Specify the address of the local end of a BGP session. This address is used to accept incoming connections to the peer and to establish connections to the remote peer. When none of the operational interfaces are configured with the specified local address, a session with a BGP peer is placed in the idle state.

You generally configure a local address to explicitly configure the system’s IP address from BGP’s point of view. This IP address can be either an IPv6 or IPv4 address. Typically, an IP address is assigned to a loopback interface, and that IP address is configured here.

For internal BGP (IBGP) peering sessions, generally the loopback interface (lo0) is used to establish connections between the IBGP peers. The loopback interface is always up as long as the device is operating. If there is a route to the loopback address, the IBGP peering session stays up. If a physical interface address is used instead and that interface goes up and down, the IBGP peering session also goes up and down. Thus, the loopback interface provides fault tolerance in case the physical interface or the link goes down, if the device has link redundancy.

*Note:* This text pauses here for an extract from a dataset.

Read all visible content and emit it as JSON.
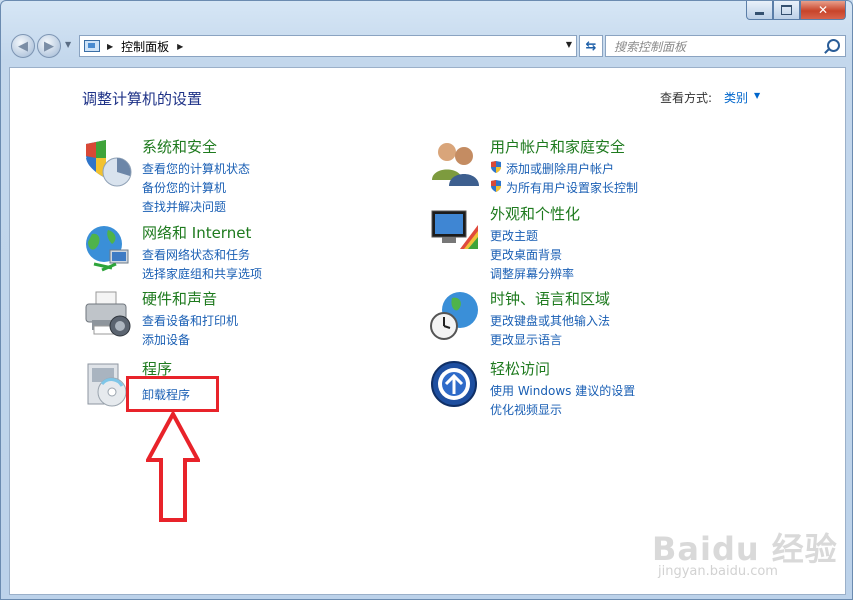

When a device peers with a remote device’s loopback interface address, the local device expects BGP update messages to come from (be sourced by) the remote device’s loopback interface address. The local-address statement enables you to specify the source information in BGP update messages. If you omit the local-address statement, the expected source of BGP update messages is based on the device’s source address selection rules, which normally result in the egress interface address being the expected source of update messages. When this happens, the peering session is not established because a mismatch exists between the expected source address (the egress interface of the peer) and the actual source (the loopback interface of the peer). To ensure that the expected source address matches the actual source address, specify the loopback interface address in the local-address statement.

Note:

Although a BGP session can be established when only one of the paired routing devices has local-address configured, we strongly recommend that you configure local-address on both paired routing devices for IBGP and multihop EBGP sessions. The local-address statement ensures that deterministic fixed addresses are used for the BGP session end-points.

If you include the default-address-selection statement in the configuration, the software chooses the system default address as the source for most locally generated IP packets. For protocols in which the local address is unconstrained by the protocol specification, for example IBGP and multihop EBGP, if you do not configure a specific local address when configuring the protocol, the local address is chosen using the same methods as other locally generated IP packets.

Default

If you do not configure a local address, BGP uses the routing device’s source address selection rules to set the local address.

Options

address—IPv6 or IPv4 address of the local end of the connection.

Required Privilege Level

routing—To view this statement in the configuration.

routing-control—To add this statement to the configuration.

Release Information

Statement introduced before Junos OS Release 7.4.